Support for lowering the voting age nationally from twenty-one to eighteen had existed to some extent for many years. But its urgency increased with the student activism of the 1960s, especially in the face of the glaring injustice of eighteen-year olds having no vote despite being subject to the military draft and possible death on the battlefields of Vietnam. Attempts to lower the voting age through federal legislation in 1970 were overturned in part by the Supreme Court, leading to a patchwork of age-eligibility laws. Accordingly, a constitutional amendment was proposed, and the states promptly ratified it within seven months.

 

First page of S. 867, A bill to amend the Consumer Credit Protection Act to prohibit discrimination by creditors on the basis of sex or marital status in connection with any extension of credit, 15 February 1973.

In introducing his Equal Credit Opportunity Act, Williams's remarked that "[women] are specifically subjected to a wide variety of practices used in extending credit which directly discriminate against them on the basis of sex and marital status.
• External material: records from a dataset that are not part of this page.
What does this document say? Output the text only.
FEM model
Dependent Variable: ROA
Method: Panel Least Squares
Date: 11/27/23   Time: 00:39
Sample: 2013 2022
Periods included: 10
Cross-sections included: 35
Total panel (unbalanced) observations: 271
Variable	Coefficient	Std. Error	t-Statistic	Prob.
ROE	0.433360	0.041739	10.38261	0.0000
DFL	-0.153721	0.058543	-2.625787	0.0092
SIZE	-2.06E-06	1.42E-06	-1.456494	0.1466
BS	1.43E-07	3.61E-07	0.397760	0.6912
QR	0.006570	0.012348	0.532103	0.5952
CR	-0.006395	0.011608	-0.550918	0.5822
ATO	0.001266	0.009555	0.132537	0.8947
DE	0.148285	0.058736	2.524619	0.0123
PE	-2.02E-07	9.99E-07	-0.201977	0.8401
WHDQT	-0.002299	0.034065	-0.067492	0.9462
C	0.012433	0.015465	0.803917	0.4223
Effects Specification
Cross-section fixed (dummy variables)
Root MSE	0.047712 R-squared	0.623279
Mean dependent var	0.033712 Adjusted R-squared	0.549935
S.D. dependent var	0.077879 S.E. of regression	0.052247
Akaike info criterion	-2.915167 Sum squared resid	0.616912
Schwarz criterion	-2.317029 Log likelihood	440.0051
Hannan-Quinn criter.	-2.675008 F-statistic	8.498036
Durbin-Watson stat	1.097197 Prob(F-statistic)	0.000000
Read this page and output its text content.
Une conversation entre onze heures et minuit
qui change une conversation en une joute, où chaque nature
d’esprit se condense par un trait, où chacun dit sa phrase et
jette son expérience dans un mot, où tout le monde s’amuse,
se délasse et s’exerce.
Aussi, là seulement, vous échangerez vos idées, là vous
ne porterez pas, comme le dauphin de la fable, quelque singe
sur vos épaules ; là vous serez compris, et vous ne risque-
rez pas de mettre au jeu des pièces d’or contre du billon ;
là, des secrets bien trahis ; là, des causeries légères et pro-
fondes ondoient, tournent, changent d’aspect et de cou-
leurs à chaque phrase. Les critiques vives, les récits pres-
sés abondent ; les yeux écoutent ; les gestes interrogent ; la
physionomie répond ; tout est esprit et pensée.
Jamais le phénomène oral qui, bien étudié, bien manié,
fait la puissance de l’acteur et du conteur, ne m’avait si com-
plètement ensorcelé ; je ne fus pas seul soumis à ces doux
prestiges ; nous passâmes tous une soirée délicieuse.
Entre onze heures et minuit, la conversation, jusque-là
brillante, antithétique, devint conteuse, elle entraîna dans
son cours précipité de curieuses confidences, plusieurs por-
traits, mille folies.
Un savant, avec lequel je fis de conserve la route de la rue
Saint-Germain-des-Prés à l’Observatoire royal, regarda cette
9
Most of those practices are based on outmoded assumptions about the status and role of women in society."

 

Photograph, press conference introducing Senate bill S. 995 prohibiting sex discrimination on the basis of pregnancy, childbirth, and related medical conditions, 15 March 1977.

Denied disability benefits for pregnancy care under their employer's health plan, Martha Gilbert and others took their case to court, arguing that denying such benefits was a form of sex discrimination. Eventually, the Supreme Court ruled against the women. Williams took up the cause in his committee, leading to a 1978 law that expanded the Civil Rights Act of 1964 to prohibit employment discrimination on the basis of pregnancy or childbirth.